Functional Outcomes and Quality of Life in High-risk Prostate Cancer Patients Treated by Robot-assisted Radical Prostatectomy with or Without Adjuvant Treatments

Wout Devlies, Geert Silversmit, Filip Ameye, Peter Dekuyper, Thierry Quackels, Thierry Roumeguère, Ben Van Cleynenbreugel, Nancy Van Damme, Frank Claessens, Wouter Everaerts, Steven Joniau
Publicatiedatum
Naam tijdschrift
European Urology Oncology
Background: Robot-assisted laparoscopic prostatectomy (RALP) is used frequently to treat prostate cancer; yet, prospective data on the quality of life and functional outcomes are lacking.

Objective: To assess the quality of life and functional outcomes after radical prostatectomy in different risk groups with or without adjuvant treatments.

Design, setting, and participants: The Be-RALP database is a prospective multicentre database that covers 9235 RALP cases from 2009 until 2016. Of these 9235 patients, 2336 high-risk prostate cancer patients were matched with low/intermediate-risk prostate cancer patients.

Intervention: Patients were treated with RALP only or followed by radiotherapy and/or hormone treatment.

Outcome measurements and statistical analysis: We used a mixed-model analysis to longitudinally analyse quality of life, urinary function, and erectile function between risk groups with or without additional treatments.

Results and limitations: Risk group was not significant in predicting quality of life, erectile function, or urinary function after RALP. Postoperative treatment (hormone and/or radiotherapy treatment) was significant in predicting International Index of Erectile Function (IIEF-5), sexual activity, and sexual functioning.

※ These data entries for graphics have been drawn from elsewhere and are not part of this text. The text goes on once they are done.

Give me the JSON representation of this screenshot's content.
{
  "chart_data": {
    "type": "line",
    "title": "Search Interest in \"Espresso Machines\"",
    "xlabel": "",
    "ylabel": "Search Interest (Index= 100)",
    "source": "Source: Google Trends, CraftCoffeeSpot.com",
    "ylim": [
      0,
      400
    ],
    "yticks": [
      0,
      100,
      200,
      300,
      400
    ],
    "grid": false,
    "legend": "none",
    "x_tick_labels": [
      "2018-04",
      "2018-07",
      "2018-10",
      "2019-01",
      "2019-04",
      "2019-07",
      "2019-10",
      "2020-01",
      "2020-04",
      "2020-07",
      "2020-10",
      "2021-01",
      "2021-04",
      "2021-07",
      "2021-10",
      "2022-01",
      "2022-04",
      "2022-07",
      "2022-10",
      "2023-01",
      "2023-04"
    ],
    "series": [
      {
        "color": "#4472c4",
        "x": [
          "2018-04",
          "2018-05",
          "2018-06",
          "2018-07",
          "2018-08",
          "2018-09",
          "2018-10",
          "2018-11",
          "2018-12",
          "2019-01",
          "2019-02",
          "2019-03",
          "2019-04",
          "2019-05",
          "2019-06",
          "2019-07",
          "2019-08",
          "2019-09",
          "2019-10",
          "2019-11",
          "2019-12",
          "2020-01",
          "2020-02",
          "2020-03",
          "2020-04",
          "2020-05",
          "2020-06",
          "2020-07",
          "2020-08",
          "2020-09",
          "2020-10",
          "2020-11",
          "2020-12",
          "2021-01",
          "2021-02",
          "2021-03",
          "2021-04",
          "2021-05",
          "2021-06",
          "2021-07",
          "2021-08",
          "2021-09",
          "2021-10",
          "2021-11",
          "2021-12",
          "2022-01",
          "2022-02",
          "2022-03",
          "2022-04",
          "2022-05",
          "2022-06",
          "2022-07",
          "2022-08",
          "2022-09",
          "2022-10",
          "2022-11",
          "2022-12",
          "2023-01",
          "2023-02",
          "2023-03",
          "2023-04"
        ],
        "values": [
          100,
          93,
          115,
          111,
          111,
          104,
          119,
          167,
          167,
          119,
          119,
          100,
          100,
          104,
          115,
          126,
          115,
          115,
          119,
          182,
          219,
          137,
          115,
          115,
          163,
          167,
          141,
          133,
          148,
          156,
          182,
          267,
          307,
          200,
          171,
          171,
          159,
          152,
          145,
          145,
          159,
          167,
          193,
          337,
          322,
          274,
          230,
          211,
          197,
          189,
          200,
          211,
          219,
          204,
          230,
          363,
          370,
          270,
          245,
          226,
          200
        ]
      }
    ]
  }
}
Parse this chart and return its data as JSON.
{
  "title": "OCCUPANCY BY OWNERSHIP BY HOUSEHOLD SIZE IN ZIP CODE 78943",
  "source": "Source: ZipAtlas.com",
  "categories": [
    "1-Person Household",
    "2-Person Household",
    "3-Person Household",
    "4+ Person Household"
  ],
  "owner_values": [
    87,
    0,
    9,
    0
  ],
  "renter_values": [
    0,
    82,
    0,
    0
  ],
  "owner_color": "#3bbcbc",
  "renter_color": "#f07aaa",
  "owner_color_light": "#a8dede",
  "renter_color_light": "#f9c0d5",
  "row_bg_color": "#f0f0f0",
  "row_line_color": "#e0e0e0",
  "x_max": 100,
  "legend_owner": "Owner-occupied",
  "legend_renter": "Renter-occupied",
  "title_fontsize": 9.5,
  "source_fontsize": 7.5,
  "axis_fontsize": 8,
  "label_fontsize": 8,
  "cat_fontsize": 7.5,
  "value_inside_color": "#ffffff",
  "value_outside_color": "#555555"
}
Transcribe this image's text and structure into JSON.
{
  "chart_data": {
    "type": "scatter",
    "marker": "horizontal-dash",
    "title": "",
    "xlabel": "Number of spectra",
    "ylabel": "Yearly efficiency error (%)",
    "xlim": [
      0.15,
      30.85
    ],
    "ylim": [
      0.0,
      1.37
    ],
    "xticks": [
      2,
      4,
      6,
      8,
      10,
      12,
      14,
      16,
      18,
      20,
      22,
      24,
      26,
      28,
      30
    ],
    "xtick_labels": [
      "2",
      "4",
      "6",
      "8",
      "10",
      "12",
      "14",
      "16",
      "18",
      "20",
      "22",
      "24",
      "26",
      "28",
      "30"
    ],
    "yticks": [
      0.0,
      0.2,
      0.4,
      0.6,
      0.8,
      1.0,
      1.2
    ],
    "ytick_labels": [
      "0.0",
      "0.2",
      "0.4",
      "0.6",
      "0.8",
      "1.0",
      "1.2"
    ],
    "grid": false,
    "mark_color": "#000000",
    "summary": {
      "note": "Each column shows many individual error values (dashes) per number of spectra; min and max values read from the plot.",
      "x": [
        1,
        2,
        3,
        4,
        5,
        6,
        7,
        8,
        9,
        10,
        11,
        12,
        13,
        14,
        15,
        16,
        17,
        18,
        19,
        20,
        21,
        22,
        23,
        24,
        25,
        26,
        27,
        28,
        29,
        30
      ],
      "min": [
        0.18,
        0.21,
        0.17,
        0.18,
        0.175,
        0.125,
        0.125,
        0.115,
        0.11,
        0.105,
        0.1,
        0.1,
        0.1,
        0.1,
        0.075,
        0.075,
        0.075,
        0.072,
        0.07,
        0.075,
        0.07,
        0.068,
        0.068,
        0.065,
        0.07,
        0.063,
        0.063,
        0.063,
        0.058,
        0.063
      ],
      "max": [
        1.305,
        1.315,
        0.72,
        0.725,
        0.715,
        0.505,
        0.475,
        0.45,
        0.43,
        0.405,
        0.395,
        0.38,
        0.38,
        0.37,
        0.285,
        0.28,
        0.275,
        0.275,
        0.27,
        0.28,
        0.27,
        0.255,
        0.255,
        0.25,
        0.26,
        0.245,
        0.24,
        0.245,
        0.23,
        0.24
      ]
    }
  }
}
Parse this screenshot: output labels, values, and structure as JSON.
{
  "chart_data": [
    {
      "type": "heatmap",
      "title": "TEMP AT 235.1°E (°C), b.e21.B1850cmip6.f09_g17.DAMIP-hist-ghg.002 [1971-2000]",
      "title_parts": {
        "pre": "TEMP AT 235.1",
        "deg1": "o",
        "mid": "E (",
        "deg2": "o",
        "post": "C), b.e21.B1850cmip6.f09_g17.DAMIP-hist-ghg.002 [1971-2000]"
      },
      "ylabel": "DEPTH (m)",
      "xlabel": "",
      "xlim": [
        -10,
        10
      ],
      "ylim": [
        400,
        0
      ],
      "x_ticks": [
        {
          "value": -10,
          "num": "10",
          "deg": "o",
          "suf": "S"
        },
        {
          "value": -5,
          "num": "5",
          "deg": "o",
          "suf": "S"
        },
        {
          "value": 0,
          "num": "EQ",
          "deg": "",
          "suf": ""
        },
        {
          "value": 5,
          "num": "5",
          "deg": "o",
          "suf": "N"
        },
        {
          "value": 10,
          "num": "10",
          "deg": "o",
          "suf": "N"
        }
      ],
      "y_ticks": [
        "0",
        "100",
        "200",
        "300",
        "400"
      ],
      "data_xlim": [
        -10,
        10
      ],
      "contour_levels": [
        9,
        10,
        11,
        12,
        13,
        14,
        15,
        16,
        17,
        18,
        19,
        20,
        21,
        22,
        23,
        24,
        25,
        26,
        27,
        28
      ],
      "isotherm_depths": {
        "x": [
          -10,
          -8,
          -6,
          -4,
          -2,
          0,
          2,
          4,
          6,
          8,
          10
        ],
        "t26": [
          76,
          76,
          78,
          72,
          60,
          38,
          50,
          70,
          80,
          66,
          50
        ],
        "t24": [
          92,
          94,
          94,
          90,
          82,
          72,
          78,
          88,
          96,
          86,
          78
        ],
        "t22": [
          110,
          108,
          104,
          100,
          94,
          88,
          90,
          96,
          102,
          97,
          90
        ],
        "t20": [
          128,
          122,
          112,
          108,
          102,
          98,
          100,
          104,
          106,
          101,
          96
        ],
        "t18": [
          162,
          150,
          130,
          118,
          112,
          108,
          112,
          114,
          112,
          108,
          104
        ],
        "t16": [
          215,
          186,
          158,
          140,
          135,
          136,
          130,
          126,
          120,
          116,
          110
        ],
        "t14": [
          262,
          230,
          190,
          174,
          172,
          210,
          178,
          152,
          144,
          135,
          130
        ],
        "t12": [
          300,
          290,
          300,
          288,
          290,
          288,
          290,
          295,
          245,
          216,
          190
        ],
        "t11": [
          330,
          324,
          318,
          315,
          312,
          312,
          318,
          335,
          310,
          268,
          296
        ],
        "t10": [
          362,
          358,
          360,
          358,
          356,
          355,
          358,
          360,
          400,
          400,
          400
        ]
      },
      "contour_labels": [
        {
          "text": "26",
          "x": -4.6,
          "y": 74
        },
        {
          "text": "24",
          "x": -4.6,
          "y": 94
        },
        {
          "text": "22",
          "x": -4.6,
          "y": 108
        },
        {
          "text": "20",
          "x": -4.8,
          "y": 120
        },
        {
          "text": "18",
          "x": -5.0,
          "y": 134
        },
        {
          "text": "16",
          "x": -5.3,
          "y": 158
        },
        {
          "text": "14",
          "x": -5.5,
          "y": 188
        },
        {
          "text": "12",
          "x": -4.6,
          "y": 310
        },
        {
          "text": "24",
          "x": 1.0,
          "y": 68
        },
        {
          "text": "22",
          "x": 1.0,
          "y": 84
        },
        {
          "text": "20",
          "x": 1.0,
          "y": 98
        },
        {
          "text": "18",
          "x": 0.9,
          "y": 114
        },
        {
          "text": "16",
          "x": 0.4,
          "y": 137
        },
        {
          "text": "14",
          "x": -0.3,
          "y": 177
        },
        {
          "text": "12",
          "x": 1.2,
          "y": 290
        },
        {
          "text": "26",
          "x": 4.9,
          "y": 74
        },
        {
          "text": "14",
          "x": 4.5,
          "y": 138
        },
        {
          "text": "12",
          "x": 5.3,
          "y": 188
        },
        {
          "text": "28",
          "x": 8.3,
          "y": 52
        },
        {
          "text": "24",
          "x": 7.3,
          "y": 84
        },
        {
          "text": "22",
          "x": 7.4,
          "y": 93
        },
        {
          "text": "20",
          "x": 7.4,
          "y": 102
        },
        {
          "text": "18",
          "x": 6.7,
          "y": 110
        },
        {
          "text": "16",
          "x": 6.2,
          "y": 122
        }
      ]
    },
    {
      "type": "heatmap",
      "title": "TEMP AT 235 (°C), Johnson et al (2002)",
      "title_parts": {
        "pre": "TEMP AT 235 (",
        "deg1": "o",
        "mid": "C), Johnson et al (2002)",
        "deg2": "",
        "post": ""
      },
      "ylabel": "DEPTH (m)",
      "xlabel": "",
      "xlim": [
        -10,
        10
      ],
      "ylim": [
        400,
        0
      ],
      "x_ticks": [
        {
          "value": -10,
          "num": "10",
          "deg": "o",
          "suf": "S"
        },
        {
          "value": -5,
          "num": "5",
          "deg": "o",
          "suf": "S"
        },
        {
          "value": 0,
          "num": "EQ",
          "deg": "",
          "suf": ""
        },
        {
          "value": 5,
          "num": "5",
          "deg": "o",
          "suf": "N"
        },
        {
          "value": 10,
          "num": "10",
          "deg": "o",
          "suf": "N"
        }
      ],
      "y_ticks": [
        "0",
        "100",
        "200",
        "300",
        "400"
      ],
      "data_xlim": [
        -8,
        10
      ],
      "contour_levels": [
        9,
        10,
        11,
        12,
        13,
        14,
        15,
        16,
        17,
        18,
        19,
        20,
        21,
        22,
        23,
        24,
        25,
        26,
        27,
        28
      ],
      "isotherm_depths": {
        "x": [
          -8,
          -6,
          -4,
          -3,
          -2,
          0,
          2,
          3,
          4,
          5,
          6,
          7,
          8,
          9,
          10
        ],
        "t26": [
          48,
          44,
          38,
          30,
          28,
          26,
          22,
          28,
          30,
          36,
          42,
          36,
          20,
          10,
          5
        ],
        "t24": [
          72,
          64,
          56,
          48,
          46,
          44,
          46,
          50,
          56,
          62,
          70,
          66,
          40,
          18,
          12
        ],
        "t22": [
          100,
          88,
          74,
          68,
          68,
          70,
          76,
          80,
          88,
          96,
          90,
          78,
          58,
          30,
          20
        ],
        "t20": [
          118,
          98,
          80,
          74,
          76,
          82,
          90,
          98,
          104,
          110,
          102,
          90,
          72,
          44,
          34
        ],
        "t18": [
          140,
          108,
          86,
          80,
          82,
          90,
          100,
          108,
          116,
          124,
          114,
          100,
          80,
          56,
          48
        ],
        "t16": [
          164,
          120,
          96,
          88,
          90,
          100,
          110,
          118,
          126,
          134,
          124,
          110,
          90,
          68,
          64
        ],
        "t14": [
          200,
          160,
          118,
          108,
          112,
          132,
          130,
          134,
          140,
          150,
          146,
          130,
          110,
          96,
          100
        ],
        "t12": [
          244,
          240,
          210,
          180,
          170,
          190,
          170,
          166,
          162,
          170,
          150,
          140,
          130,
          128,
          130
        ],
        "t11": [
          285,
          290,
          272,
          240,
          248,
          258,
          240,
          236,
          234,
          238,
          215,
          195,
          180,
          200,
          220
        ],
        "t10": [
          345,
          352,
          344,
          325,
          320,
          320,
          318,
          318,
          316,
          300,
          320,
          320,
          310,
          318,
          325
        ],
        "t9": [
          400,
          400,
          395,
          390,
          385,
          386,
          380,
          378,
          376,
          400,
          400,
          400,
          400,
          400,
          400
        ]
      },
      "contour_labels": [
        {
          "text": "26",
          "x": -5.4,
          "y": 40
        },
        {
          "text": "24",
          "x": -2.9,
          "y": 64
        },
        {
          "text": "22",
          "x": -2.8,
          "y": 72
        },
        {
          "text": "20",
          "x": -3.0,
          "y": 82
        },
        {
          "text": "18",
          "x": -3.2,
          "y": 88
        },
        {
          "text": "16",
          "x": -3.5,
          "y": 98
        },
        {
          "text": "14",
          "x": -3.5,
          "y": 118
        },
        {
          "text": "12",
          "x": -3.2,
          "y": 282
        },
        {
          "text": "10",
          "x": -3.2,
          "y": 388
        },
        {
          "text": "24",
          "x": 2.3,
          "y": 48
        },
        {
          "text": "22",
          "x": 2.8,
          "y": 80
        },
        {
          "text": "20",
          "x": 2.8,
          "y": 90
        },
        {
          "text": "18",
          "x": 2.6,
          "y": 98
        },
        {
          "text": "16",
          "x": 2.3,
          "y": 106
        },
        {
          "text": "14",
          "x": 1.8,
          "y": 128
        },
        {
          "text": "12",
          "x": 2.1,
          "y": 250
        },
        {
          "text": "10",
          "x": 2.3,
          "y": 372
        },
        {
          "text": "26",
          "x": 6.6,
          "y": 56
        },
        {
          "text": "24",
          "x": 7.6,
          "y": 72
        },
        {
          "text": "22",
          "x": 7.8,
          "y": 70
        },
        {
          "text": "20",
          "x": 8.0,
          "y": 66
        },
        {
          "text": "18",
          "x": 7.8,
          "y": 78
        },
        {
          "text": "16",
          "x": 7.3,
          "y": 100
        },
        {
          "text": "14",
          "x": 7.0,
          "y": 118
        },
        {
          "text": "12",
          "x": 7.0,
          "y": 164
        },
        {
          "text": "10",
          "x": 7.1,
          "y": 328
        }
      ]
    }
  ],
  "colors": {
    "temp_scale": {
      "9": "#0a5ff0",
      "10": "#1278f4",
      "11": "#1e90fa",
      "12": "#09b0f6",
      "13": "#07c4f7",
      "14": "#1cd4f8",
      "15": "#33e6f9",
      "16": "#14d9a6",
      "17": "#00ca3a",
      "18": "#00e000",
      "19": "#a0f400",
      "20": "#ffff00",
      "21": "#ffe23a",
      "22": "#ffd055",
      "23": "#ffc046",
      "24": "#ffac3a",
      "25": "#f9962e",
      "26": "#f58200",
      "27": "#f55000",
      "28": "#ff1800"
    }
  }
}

Conclusion: Risk group was not linked with clinically relevant declines in functional outcomes after RALP. The observed functional outcomes and quality of life are in favour of considering RALP for high-risk prostate cancer. Postoperative treatment resulted in lower erectile function measures without clinically relevant changes in quality of life and urinary functions. Hormone therapy seems to have the most prominent negative effects on these outcomes.

Patient summary: This study investigated the quality of life, and urinary and erectile function in patients with aggressive and less aggressive prostate cancer after surgery only or in combination with hormones or radiation. We found that quality of life recovers completely, while erectile and urinary function recovers only partially after surgery. Aggressiveness of the disease had a minimal effect on the outcomes; yet, postoperative treatments lowered erectile function further.